The app has a crowdsourced, community component as well. You can share your favorite routes with your friends and other uses and discover new rides.
Hammerhead closed its crowdfunding campaign today on Dragon Innovation, a company that helps new hardware companies raise money, optimize their go-to market strategies, and provides support with manufacturing and shipping.
The company raised $183,738 of a $145,000 goal. 1,999 orders came from 35 countries across 6 continents.
Morgan was inspired to build Hammerhead back in 2006 while on a cross country bike trip for Habitat for Humanity. Bikers would tape maps to their handlebars or consult their phones while biking, which are unreliable and dangerous navigation methods.
Two of his classmates died on the trip, and Morgan thought their lives could have been spared if there was a safer way to find safe bike routes.
Hammerhead aims to make biking safer, but also more fun to encourage people to bike more. Like fitness apps Strava and MapMyRide, it incorporates a competitive element so people can compete against their other users and get real time feedback on how they are doing.
It also also working with major bike share companies Bixi and B-Cycle (which offer public bikes for New York City, San Francisco and Boston) to use the technology as well. Customers can keep track of how much time they have left in their session and navigate to the next rental docking station.
There is quite a lot of activity happening around “bike innovation” right now.

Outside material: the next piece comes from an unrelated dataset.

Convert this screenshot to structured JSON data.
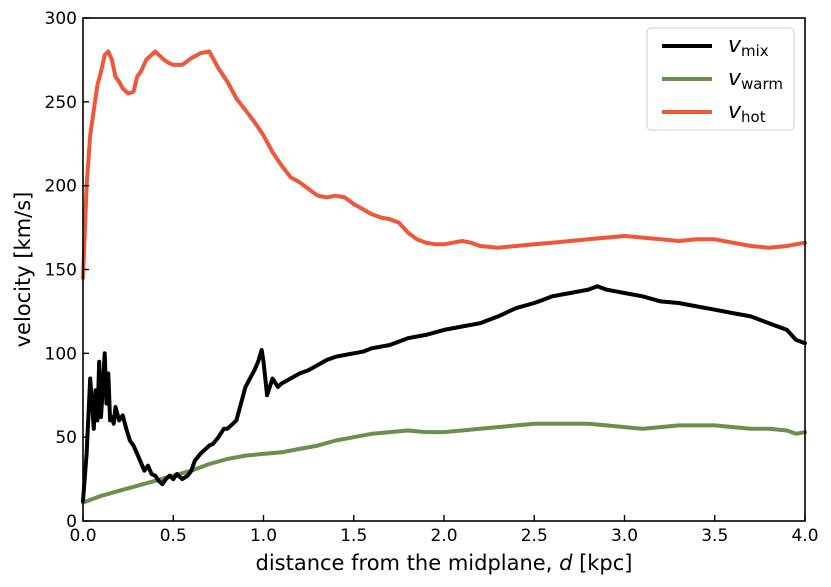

Cities around the world are implementing public bike share programs, and biking is seen as way to cut down on traffic congestion and pollution.
The hardware revolution and crowdfunding platforms, like Dragon Innovation and Kickstarter, have also helped support entrepreneurs interested in building bike tech. We’ve seen smart wheels, devices that charge your cellphone as you cycle, and theft protection systems, to name a few.
Hammerhead costs $75. The company is based in New York City.